Although the quantum mechanics is already over 100 years old, the question of the best possible efficiency of a "quantum machine" in the presence of relaxation was so far an unsolved problem. This is comparable to the time before the discovery of fundamental boundaries of steam engine efficiency for the conversion of heat into mechanical energy. More than 100 years after the discovery of the steam engine this still remained an open question: "Despite of various reseach projects about heat engines, ... the progress regarding the theory about them is still quite limited and attempts to improve them are most of the time driven by chance", wrote Sadi Carnot 1824. Nowadays it is clear, that the maximum efficiency of a heat engine does not depend on the skills of the enginers but on the fundamental laws of the thermodynamic co-founded by Carnot.
With the technique presented in the actual edition of the Proceedings of the National Academy of Science (USA) by Prof. Navin Khaneja (Harvard), Dr. Burkhard Luy and Prof. Steffen Glaser (TU München) it is now for the first time possible to theoretically determine the physical boundaries for manipulation of quantum states in presence of realistic relaxation effects. It was surprising for the scientists, that the efficiency of hitherto existing methods was far below the so far unknown boundary.
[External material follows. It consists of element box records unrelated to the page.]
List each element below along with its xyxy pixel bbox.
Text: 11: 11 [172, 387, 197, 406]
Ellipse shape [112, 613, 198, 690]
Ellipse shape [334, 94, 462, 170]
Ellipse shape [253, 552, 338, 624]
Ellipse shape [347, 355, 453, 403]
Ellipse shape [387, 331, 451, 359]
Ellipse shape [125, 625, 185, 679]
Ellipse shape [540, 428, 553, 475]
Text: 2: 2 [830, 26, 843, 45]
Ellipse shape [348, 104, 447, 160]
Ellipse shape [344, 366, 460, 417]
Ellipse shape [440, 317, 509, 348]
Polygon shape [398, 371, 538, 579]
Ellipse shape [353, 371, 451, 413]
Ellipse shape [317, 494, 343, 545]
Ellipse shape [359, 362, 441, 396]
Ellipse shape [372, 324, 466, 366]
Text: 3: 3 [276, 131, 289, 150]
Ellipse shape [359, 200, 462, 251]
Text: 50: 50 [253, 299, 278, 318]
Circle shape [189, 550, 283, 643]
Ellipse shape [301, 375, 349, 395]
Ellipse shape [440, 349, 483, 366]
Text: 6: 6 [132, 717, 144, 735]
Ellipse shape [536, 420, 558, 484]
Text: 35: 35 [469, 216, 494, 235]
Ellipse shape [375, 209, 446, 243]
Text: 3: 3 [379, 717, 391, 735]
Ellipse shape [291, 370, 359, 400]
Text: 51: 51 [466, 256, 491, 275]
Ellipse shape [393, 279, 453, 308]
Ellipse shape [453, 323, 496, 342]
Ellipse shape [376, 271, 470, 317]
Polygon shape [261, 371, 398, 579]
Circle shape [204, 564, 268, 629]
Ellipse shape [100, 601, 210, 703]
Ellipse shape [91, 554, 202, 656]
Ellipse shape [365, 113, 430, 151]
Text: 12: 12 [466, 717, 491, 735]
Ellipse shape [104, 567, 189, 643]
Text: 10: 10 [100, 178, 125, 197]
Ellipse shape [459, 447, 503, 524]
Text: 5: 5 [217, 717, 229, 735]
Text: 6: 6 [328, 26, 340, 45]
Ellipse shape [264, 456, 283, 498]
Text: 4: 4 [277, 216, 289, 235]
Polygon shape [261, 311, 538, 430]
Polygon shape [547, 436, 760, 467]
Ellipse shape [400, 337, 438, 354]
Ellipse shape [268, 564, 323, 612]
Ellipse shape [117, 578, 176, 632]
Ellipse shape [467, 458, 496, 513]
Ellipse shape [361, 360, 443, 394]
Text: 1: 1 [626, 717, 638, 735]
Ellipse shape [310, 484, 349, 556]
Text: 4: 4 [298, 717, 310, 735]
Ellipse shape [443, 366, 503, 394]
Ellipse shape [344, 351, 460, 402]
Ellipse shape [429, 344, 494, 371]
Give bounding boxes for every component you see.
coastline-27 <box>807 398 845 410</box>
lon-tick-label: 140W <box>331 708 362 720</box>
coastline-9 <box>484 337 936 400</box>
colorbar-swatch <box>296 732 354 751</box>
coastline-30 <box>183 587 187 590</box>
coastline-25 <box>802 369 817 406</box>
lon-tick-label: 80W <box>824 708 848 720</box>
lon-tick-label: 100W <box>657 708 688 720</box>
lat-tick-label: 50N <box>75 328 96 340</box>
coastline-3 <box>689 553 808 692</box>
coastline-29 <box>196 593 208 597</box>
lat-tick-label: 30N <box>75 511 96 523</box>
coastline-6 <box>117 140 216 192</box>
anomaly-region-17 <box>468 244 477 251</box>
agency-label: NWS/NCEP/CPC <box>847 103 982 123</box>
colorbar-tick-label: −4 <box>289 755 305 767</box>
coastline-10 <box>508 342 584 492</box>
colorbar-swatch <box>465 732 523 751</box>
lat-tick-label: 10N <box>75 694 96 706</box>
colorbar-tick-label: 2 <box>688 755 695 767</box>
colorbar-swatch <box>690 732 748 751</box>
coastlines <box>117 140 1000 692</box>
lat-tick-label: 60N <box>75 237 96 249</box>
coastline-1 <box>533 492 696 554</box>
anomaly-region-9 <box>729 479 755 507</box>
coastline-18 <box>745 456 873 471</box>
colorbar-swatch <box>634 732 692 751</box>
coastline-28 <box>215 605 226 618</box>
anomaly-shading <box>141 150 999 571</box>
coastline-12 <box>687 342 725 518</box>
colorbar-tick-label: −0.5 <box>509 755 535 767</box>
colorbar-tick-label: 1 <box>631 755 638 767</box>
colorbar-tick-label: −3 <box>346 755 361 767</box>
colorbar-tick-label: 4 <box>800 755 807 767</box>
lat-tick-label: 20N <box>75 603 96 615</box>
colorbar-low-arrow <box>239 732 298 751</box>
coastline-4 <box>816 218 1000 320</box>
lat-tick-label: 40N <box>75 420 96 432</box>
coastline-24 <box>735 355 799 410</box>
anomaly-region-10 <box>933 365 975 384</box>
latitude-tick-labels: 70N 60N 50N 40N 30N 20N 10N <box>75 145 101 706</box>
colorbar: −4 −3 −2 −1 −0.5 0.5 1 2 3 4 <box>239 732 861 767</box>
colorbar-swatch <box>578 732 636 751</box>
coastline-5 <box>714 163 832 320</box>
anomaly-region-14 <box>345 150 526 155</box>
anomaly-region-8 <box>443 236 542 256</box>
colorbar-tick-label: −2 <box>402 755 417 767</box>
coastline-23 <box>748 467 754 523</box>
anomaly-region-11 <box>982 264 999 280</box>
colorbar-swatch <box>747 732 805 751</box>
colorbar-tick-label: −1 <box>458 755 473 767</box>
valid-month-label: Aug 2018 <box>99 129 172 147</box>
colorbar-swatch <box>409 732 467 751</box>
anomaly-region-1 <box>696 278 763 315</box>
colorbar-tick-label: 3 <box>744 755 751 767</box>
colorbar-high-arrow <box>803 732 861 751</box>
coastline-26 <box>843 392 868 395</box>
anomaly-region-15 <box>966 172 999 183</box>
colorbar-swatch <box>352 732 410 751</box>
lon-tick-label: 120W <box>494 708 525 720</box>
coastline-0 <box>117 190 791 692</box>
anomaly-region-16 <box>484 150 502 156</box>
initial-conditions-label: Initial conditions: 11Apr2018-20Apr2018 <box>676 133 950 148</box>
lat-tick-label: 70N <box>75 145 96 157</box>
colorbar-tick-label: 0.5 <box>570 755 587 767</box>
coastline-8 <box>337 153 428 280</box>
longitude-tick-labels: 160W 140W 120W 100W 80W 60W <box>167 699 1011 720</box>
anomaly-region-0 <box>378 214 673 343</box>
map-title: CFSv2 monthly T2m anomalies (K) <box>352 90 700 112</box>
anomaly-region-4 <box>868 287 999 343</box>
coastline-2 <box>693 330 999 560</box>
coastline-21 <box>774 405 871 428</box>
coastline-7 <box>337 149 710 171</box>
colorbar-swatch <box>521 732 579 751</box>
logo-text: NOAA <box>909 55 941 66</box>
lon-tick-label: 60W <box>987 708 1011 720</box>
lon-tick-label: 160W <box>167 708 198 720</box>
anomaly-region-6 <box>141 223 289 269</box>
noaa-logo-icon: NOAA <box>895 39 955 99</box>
The research group from Harvard and Munich has been able to implement its findings also practically and they could increase the efficiency of a basic quantum machine to the maximal achievable value. At the Bavarian Nuclear Magnetic Resonance Center in Garching they optimized an innovative experiment for the transfer of nuclear spin states in an organic molecule (a formic acid salt) by radio frequncy irradiation. This technique is supposed to speed-up very much the nuclear magnetic resonance spectroscopy of biomolecules and to make it more sensitive and therefore simplyfies the structure determination of the structures of big molecules.
Original publication: Boundary of quantum evolution under decoherence N. Khaneja, B. Luy, S. Glaser, Proc. Natl. Acad. Sci. USA 100, 13162-13166, 2003.